Но надо сказать, что работа в такси все-таки чем-то его не устраивала. Не нравилась ему цинично-веселая атмосфера денежных разговоров, не нравился самый дух «цыганского посольства», и уж конечно никак не мог понравиться неписаный, но абсолютный закон — «пассажир всегда прав». С другой стороны, притягивала его эта работа своей бесконтрольной сущностью, ведь в самом деле — на линии ты свободен, как птица: не автобус, поди, где весь день гоняешь как заведенный по одному и тому же маршруту, с тоски можно сдохнуть. А тут: поворот ключа, путевку под сиденье и — вот он, город, с его неожиданностями, курьезами и превратностями пассажирской судьбы, с шуршащим асфальтом и ощущением нужного дела; в общем, хорошая работа.
Но, однако, для Эдика эта работа окончилась не по его желанию.
А случилось это все очень быстро и удивительно просто. Неожиданная проверка на воротах выявила отсутствие пломбы на таксомоторе в машине Баранчука. Дело оказалось серьезным. А тут еще коллективная жалоба на отказ в передвижении, четыре солидных подписи на бумаге, которая, как известно, все вытерпит. Поди докажи теперь, что мужей было пятеро и все, как один, в крайней стадии алкогольного опьянения.

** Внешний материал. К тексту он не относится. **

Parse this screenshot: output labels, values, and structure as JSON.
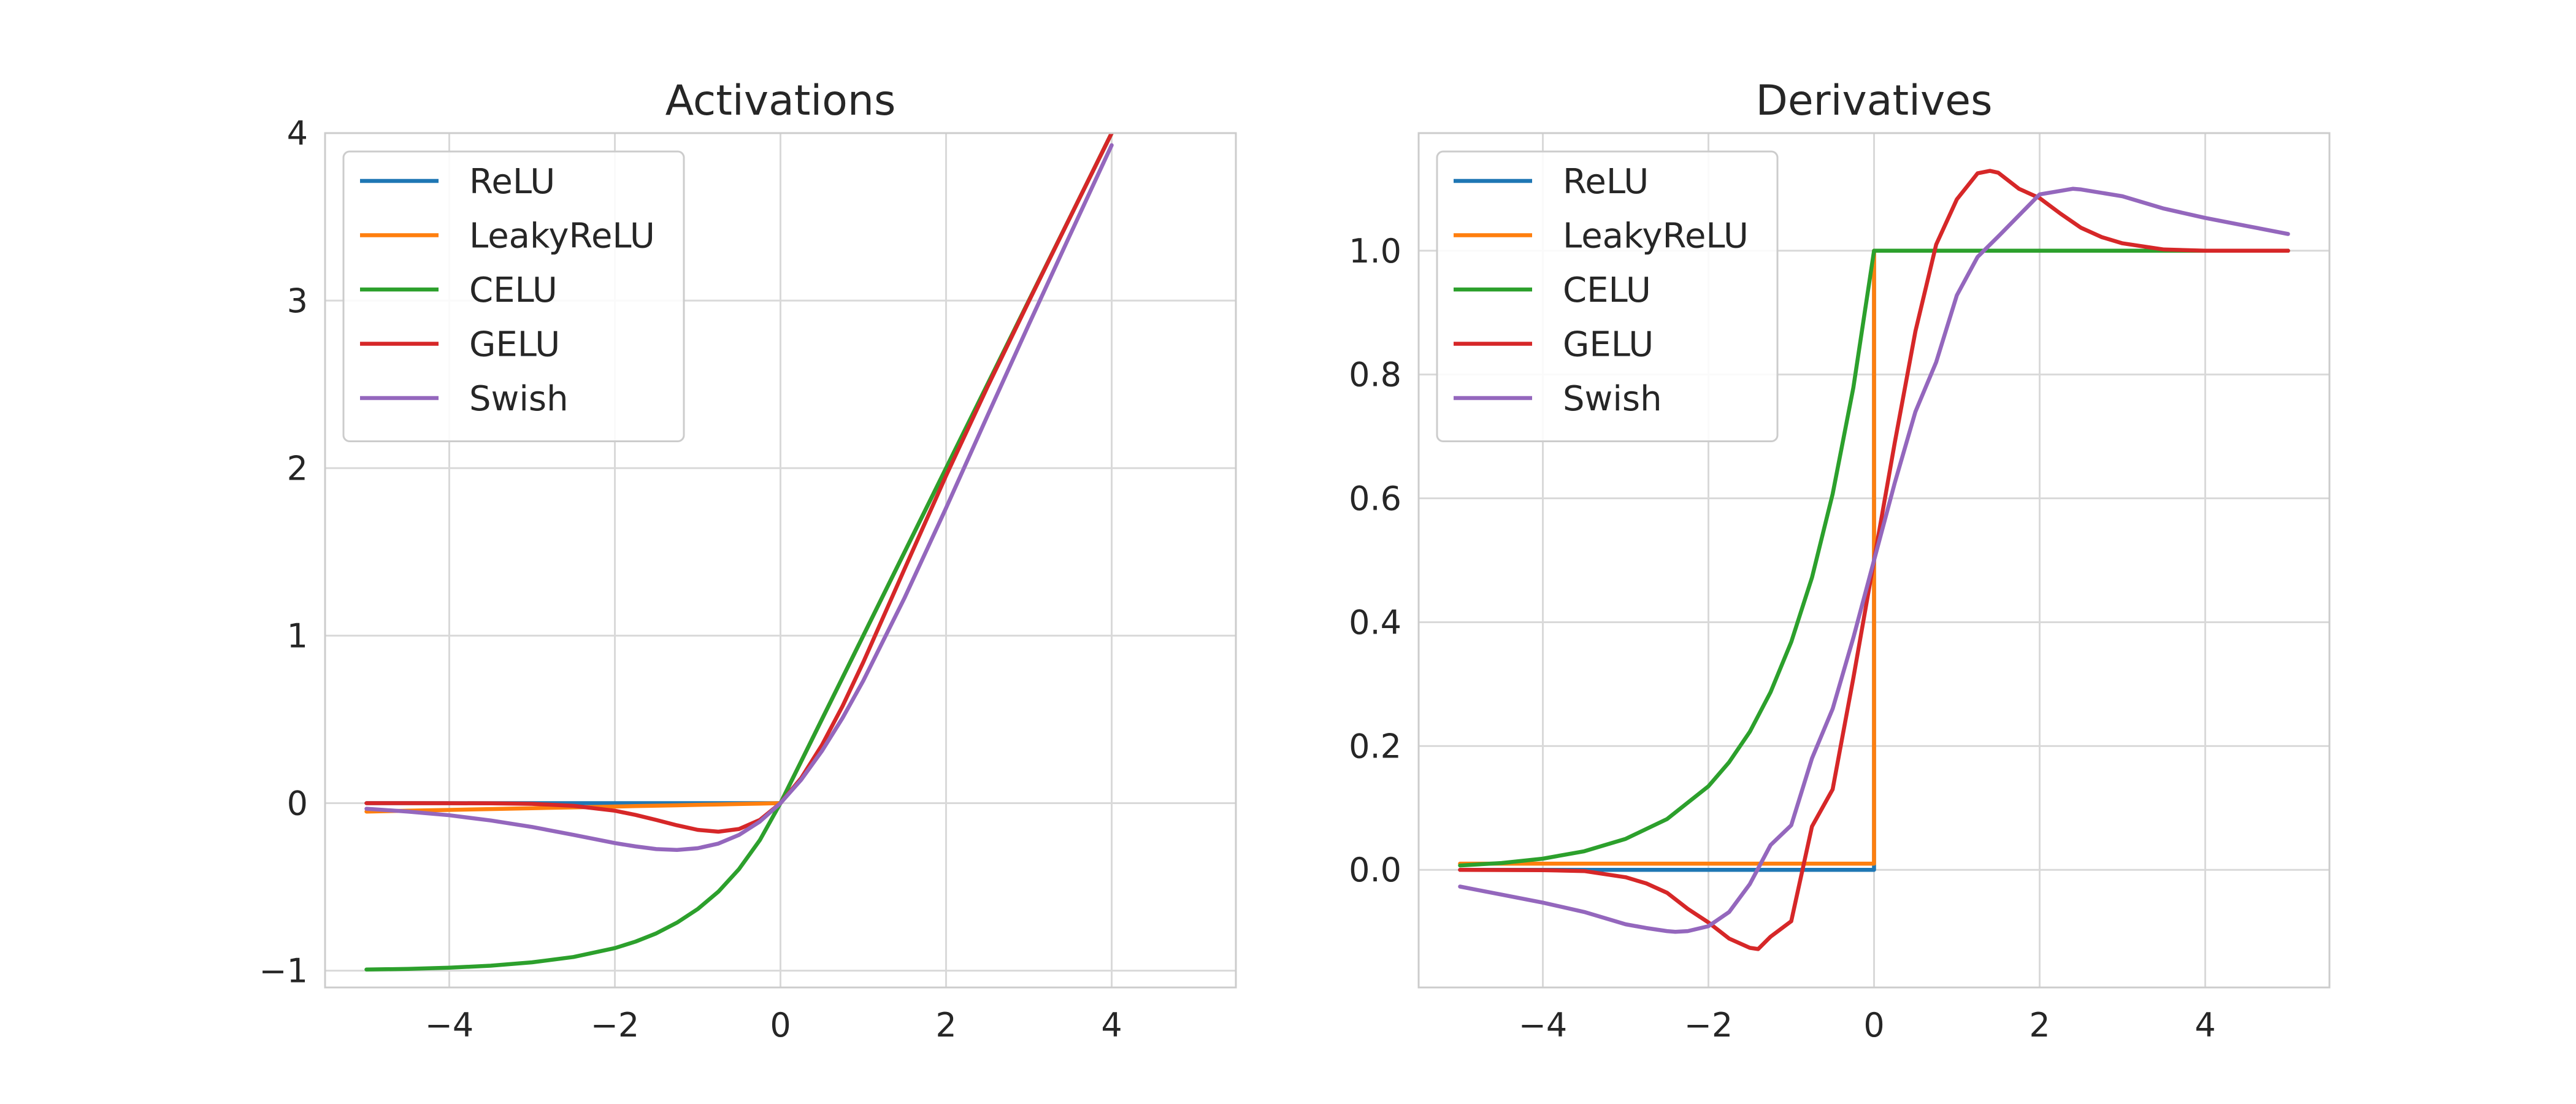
{
  "figure": {
    "background": "#ffffff",
    "grid_color": "#d9d9d9",
    "spine_color": "#cccccc"
  },
  "chart_data": [
    {
      "type": "line",
      "title": "Activations",
      "xlabel": "",
      "ylabel": "",
      "xlim": [
        -5.5,
        5.5
      ],
      "ylim": [
        -1.1,
        4.0
      ],
      "xticks": [
        -4,
        -2,
        0,
        2,
        4
      ],
      "xtick_labels": [
        "−4",
        "−2",
        "0",
        "2",
        "4"
      ],
      "yticks": [
        -1,
        0,
        1,
        2,
        3,
        4
      ],
      "ytick_labels": [
        "−1",
        "0",
        "1",
        "2",
        "3",
        "4"
      ],
      "grid": true,
      "legend": "upper-left",
      "x": [
        -5,
        -4.5,
        -4,
        -3.5,
        -3,
        -2.5,
        -2,
        -1.75,
        -1.5,
        -1.25,
        -1,
        -0.75,
        -0.5,
        -0.25,
        0,
        0.25,
        0.5,
        0.75,
        1,
        1.5,
        2,
        2.5,
        3,
        3.5,
        4
      ],
      "series": [
        {
          "name": "ReLU",
          "color": "#1f77b4",
          "values": [
            0,
            0,
            0,
            0,
            0,
            0,
            0,
            0,
            0,
            0,
            0,
            0,
            0,
            0,
            0,
            0.25,
            0.5,
            0.75,
            1,
            1.5,
            2,
            2.5,
            3,
            3.5,
            4
          ]
        },
        {
          "name": "LeakyReLU",
          "color": "#ff7f0e",
          "values": [
            -0.05,
            -0.045,
            -0.04,
            -0.035,
            -0.03,
            -0.025,
            -0.02,
            -0.0175,
            -0.015,
            -0.0125,
            -0.01,
            -0.0075,
            -0.005,
            -0.0025,
            0,
            0.25,
            0.5,
            0.75,
            1,
            1.5,
            2,
            2.5,
            3,
            3.5,
            4
          ]
        },
        {
          "name": "CELU",
          "color": "#2ca02c",
          "values": [
            -0.993,
            -0.989,
            -0.982,
            -0.97,
            -0.95,
            -0.918,
            -0.865,
            -0.826,
            -0.777,
            -0.713,
            -0.632,
            -0.528,
            -0.393,
            -0.221,
            0,
            0.25,
            0.5,
            0.75,
            1,
            1.5,
            2,
            2.5,
            3,
            3.5,
            4
          ]
        },
        {
          "name": "GELU",
          "color": "#d62728",
          "values": [
            0,
            0,
            -0.0001,
            -0.0008,
            -0.004,
            -0.016,
            -0.045,
            -0.07,
            -0.1,
            -0.132,
            -0.159,
            -0.17,
            -0.154,
            -0.1,
            0,
            0.15,
            0.346,
            0.58,
            0.841,
            1.4,
            1.955,
            2.485,
            2.996,
            3.499,
            4
          ]
        },
        {
          "name": "Swish",
          "color": "#9467bd",
          "values": [
            -0.033,
            -0.05,
            -0.072,
            -0.103,
            -0.142,
            -0.189,
            -0.238,
            -0.258,
            -0.274,
            -0.279,
            -0.269,
            -0.241,
            -0.189,
            -0.11,
            0,
            0.14,
            0.311,
            0.509,
            0.731,
            1.227,
            1.762,
            2.313,
            2.858,
            3.395,
            3.928
          ]
        }
      ]
    },
    {
      "type": "line",
      "title": "Derivatives",
      "xlabel": "",
      "ylabel": "",
      "xlim": [
        -5.5,
        5.5
      ],
      "ylim": [
        -0.19,
        1.19
      ],
      "xticks": [
        -4,
        -2,
        0,
        2,
        4
      ],
      "xtick_labels": [
        "−4",
        "−2",
        "0",
        "2",
        "4"
      ],
      "yticks": [
        0,
        0.2,
        0.4,
        0.6,
        0.8,
        1.0
      ],
      "ytick_labels": [
        "0.0",
        "0.2",
        "0.4",
        "0.6",
        "0.8",
        "1.0"
      ],
      "grid": true,
      "legend": "upper-left",
      "series": [
        {
          "name": "ReLU",
          "color": "#1f77b4",
          "x": [
            -5,
            0,
            0,
            5
          ],
          "values": [
            0,
            0,
            1,
            1
          ]
        },
        {
          "name": "LeakyReLU",
          "color": "#ff7f0e",
          "x": [
            -5,
            0,
            0,
            5
          ],
          "values": [
            0.01,
            0.01,
            1,
            1
          ]
        },
        {
          "name": "CELU",
          "color": "#2ca02c",
          "x": [
            -5,
            -4.5,
            -4,
            -3.5,
            -3,
            -2.5,
            -2,
            -1.75,
            -1.5,
            -1.25,
            -1,
            -0.75,
            -0.5,
            -0.25,
            0,
            5
          ],
          "values": [
            0.007,
            0.011,
            0.018,
            0.03,
            0.05,
            0.082,
            0.135,
            0.174,
            0.223,
            0.287,
            0.368,
            0.472,
            0.607,
            0.779,
            1.0,
            1.0
          ]
        },
        {
          "name": "GELU",
          "color": "#d62728",
          "x": [
            -5,
            -4,
            -3.5,
            -3,
            -2.75,
            -2.5,
            -2.25,
            -2,
            -1.75,
            -1.5,
            -1.4,
            -1.25,
            -1,
            -0.75,
            -0.5,
            -0.25,
            0,
            0.25,
            0.5,
            0.75,
            1,
            1.25,
            1.4,
            1.5,
            1.75,
            2,
            2.25,
            2.5,
            2.75,
            3,
            3.5,
            4,
            5
          ],
          "values": [
            0,
            -0.0005,
            -0.002,
            -0.012,
            -0.022,
            -0.037,
            -0.063,
            -0.085,
            -0.111,
            -0.126,
            -0.128,
            -0.108,
            -0.083,
            0.07,
            0.13,
            0.31,
            0.5,
            0.69,
            0.87,
            1.01,
            1.083,
            1.125,
            1.129,
            1.126,
            1.1,
            1.085,
            1.06,
            1.037,
            1.022,
            1.012,
            1.002,
            1.0,
            1.0
          ]
        },
        {
          "name": "Swish",
          "color": "#9467bd",
          "x": [
            -5,
            -4.5,
            -4,
            -3.5,
            -3,
            -2.75,
            -2.5,
            -2.4,
            -2.25,
            -2,
            -1.75,
            -1.5,
            -1.25,
            -1,
            -0.75,
            -0.5,
            -0.25,
            0,
            0.25,
            0.5,
            0.75,
            1,
            1.25,
            1.5,
            2,
            2.4,
            2.5,
            3,
            3.5,
            4,
            4.5,
            5
          ],
          "values": [
            -0.027,
            -0.04,
            -0.053,
            -0.068,
            -0.088,
            -0.094,
            -0.099,
            -0.1,
            -0.099,
            -0.091,
            -0.068,
            -0.023,
            0.04,
            0.072,
            0.18,
            0.26,
            0.375,
            0.5,
            0.625,
            0.74,
            0.82,
            0.928,
            0.99,
            1.023,
            1.091,
            1.1,
            1.099,
            1.088,
            1.068,
            1.053,
            1.04,
            1.027
          ]
        }
      ]
    }
  ]
}
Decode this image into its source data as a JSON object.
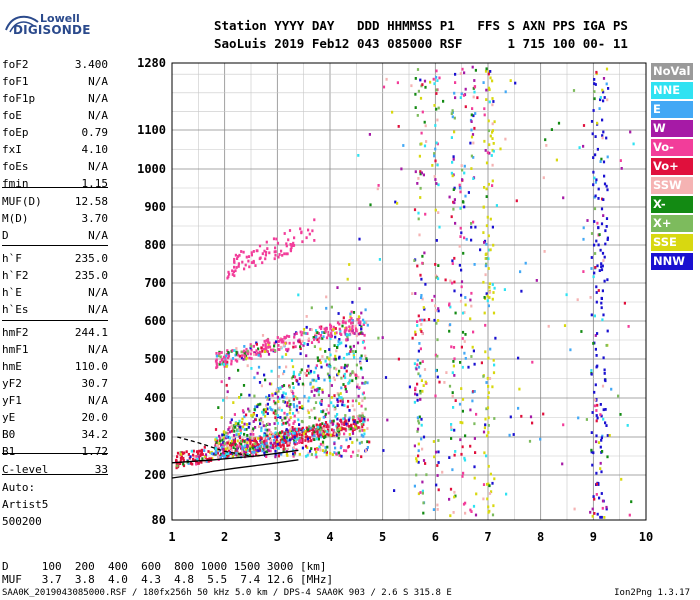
{
  "logo": {
    "line1": "Lowell",
    "line2": "DIGISONDE"
  },
  "header": {
    "row1": "Station YYYY DAY   DDD HHMMSS P1   FFS S AXN PPS IGA PS",
    "row2": "SaoLuis 2019 Feb12 043 085000 RSF      1 715 100 00- 11"
  },
  "params": [
    {
      "label": "foF2",
      "value": "3.400"
    },
    {
      "label": "foF1",
      "value": "N/A"
    },
    {
      "label": "foF1p",
      "value": "N/A"
    },
    {
      "label": "foE",
      "value": "N/A"
    },
    {
      "label": "foEp",
      "value": "0.79"
    },
    {
      "label": "fxI",
      "value": "4.10"
    },
    {
      "label": "foEs",
      "value": "N/A"
    },
    {
      "label": "fmin",
      "value": "1.15"
    },
    {
      "label": "MUF(D)",
      "value": "12.58"
    },
    {
      "label": "M(D)",
      "value": "3.70"
    },
    {
      "label": "D",
      "value": "N/A"
    },
    {
      "label": "h`F",
      "value": "235.0"
    },
    {
      "label": "h`F2",
      "value": "235.0"
    },
    {
      "label": "h`E",
      "value": "N/A"
    },
    {
      "label": "h`Es",
      "value": "N/A"
    },
    {
      "label": "hmF2",
      "value": "244.1"
    },
    {
      "label": "hmF1",
      "value": "N/A"
    },
    {
      "label": "hmE",
      "value": "110.0"
    },
    {
      "label": "yF2",
      "value": "30.7"
    },
    {
      "label": "yF1",
      "value": "N/A"
    },
    {
      "label": "yE",
      "value": "20.0"
    },
    {
      "label": "B0",
      "value": "34.2"
    },
    {
      "label": "B1",
      "value": "1.72"
    },
    {
      "label": "C-level",
      "value": "33"
    }
  ],
  "auto": {
    "label": "Auto:",
    "artist": "Artist5",
    "version": "500200"
  },
  "legend": [
    {
      "label": "NoVal",
      "color": "#9a9a9a"
    },
    {
      "label": "NNE",
      "color": "#2fe2f2"
    },
    {
      "label": "E",
      "color": "#42a8f5"
    },
    {
      "label": "W",
      "color": "#a61aa6"
    },
    {
      "label": "Vo-",
      "color": "#f23d9a"
    },
    {
      "label": "Vo+",
      "color": "#e0103c"
    },
    {
      "label": "SSW",
      "color": "#f5b3b3"
    },
    {
      "label": "X-",
      "color": "#138a13"
    },
    {
      "label": "X+",
      "color": "#7dbb5d"
    },
    {
      "label": "SSE",
      "color": "#d8d810"
    },
    {
      "label": "NNW",
      "color": "#1a10d0"
    }
  ],
  "muf_table": {
    "d_row": "D     100  200  400  600  800 1000 1500 3000 [km]",
    "muf_row": "MUF   3.7  3.8  4.0  4.3  4.8  5.5  7.4 12.6 [MHz]"
  },
  "footer": {
    "left": "SAA0K_2019043085000.RSF / 180fx256h 50 kHz 5.0 km / DPS-4 SAA0K 903 / 2.6 S 315.8 E",
    "right": "Ion2Png 1.3.17"
  },
  "chart_data": {
    "type": "scatter",
    "title": "",
    "xlabel": "",
    "ylabel": "",
    "xlim": [
      1,
      10
    ],
    "ylim": [
      80,
      1280
    ],
    "x_ticks": [
      1,
      2,
      3,
      4,
      5,
      6,
      7,
      8,
      9,
      10
    ],
    "y_ticks": [
      80,
      200,
      300,
      400,
      500,
      600,
      700,
      800,
      900,
      1000,
      1100,
      1280
    ],
    "grid": true,
    "legend_placement": "right",
    "series": [
      {
        "name": "Vo+",
        "clusters": [
          [
            1.2,
            245
          ],
          [
            1.5,
            250
          ],
          [
            1.8,
            255
          ],
          [
            2.0,
            260
          ],
          [
            2.3,
            265
          ],
          [
            2.6,
            275
          ],
          [
            2.9,
            285
          ],
          [
            3.2,
            295
          ],
          [
            3.5,
            305
          ],
          [
            3.8,
            315
          ],
          [
            4.1,
            320
          ],
          [
            4.4,
            330
          ]
        ]
      },
      {
        "name": "W",
        "clusters": [
          [
            5.7,
            1270
          ],
          [
            6.3,
            1250
          ],
          [
            6.5,
            1200
          ],
          [
            6.0,
            900
          ],
          [
            6.4,
            700
          ],
          [
            5.8,
            500
          ],
          [
            6.2,
            300
          ],
          [
            7.0,
            450
          ],
          [
            9.1,
            700
          ],
          [
            9.2,
            400
          ]
        ]
      },
      {
        "name": "NNW",
        "clusters": [
          [
            9.0,
            1250
          ],
          [
            9.1,
            1050
          ],
          [
            9.2,
            930
          ],
          [
            9.0,
            700
          ],
          [
            9.1,
            500
          ],
          [
            9.2,
            380
          ],
          [
            9.0,
            300
          ],
          [
            5.7,
            550
          ],
          [
            6.0,
            400
          ]
        ]
      },
      {
        "name": "SSE",
        "clusters": [
          [
            7.0,
            1130
          ],
          [
            7.0,
            1000
          ],
          [
            6.9,
            900
          ],
          [
            7.1,
            820
          ],
          [
            7.0,
            700
          ],
          [
            6.9,
            500
          ],
          [
            7.0,
            380
          ],
          [
            5.5,
            220
          ],
          [
            3.5,
            450
          ],
          [
            3.7,
            380
          ]
        ]
      },
      {
        "name": "Vo-",
        "clusters": [
          [
            2.0,
            510
          ],
          [
            2.4,
            520
          ],
          [
            2.7,
            540
          ],
          [
            3.0,
            560
          ],
          [
            3.2,
            580
          ],
          [
            3.6,
            600
          ],
          [
            4.0,
            610
          ],
          [
            4.4,
            600
          ]
        ]
      }
    ]
  }
}
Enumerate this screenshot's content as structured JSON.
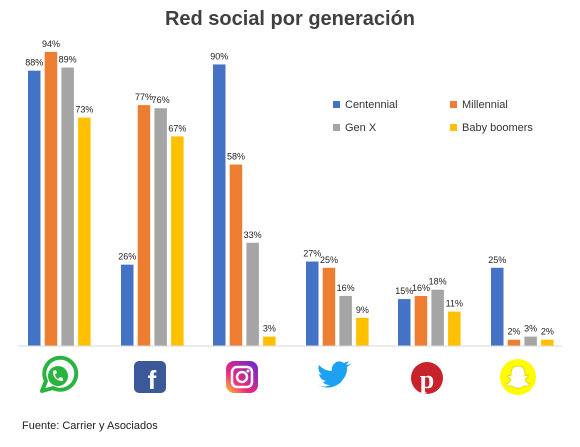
{
  "title": "Red social por generación",
  "source": "Fuente: Carrier y Asociados",
  "chart_data": {
    "type": "bar",
    "title": "Red social por generación",
    "categories": [
      "WhatsApp",
      "Facebook",
      "Instagram",
      "Twitter",
      "Pinterest",
      "Snapchat"
    ],
    "category_icons": [
      "whatsapp-icon",
      "facebook-icon",
      "instagram-icon",
      "twitter-icon",
      "pinterest-icon",
      "snapchat-icon"
    ],
    "ylim": [
      0,
      100
    ],
    "grid": false,
    "legend": "top-right",
    "series": [
      {
        "name": "Centennial",
        "color": "#4472C4",
        "values": [
          88,
          26,
          90,
          27,
          15,
          25
        ],
        "labels": [
          "88%",
          "26%",
          "90%",
          "27%",
          "15%",
          "25%"
        ]
      },
      {
        "name": "Millennial",
        "color": "#ED7D31",
        "values": [
          94,
          77,
          58,
          25,
          16,
          2
        ],
        "labels": [
          "94%",
          "77%",
          "58%",
          "25%",
          "16%",
          "2%"
        ]
      },
      {
        "name": "Gen X",
        "color": "#A5A5A5",
        "values": [
          89,
          76,
          33,
          16,
          18,
          3
        ],
        "labels": [
          "89%",
          "76%",
          "33%",
          "16%",
          "18%",
          "3%"
        ]
      },
      {
        "name": "Baby boomers",
        "color": "#FFC000",
        "values": [
          73,
          67,
          3,
          9,
          11,
          2
        ],
        "labels": [
          "73%",
          "67%",
          "3%",
          "9%",
          "11%",
          "2%"
        ]
      }
    ]
  }
}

Почти автоматически местком утвердил предложение об увольнении водителя Баранчука. Начальник пользовался авторитетом, а обвинение было тяжким. Короче, получил Эдик в кассе под расчет, в кадрах — трудовую, взял у ворот такси, выезжавшее на линию, и поехал в ресторан.
Зот Шабалин обнаружил Баранчука поздним вечером на танцевальном пятачке ресторана. Баранчук, имея в груди полный уровень из произвольно составленной смеси «Камю», портвейна «Агдам» и мятного ликера, к неописуемой радости ансамбля и расступившейся публики, исполнял грозно-эмоциональный танец, столь необычный по рисунку, как если бы некий безумный хореограф в слепом творческом порыве решился свести воедино зажигательную лезгинку и надменный шляхетский полонез. Красив же он был!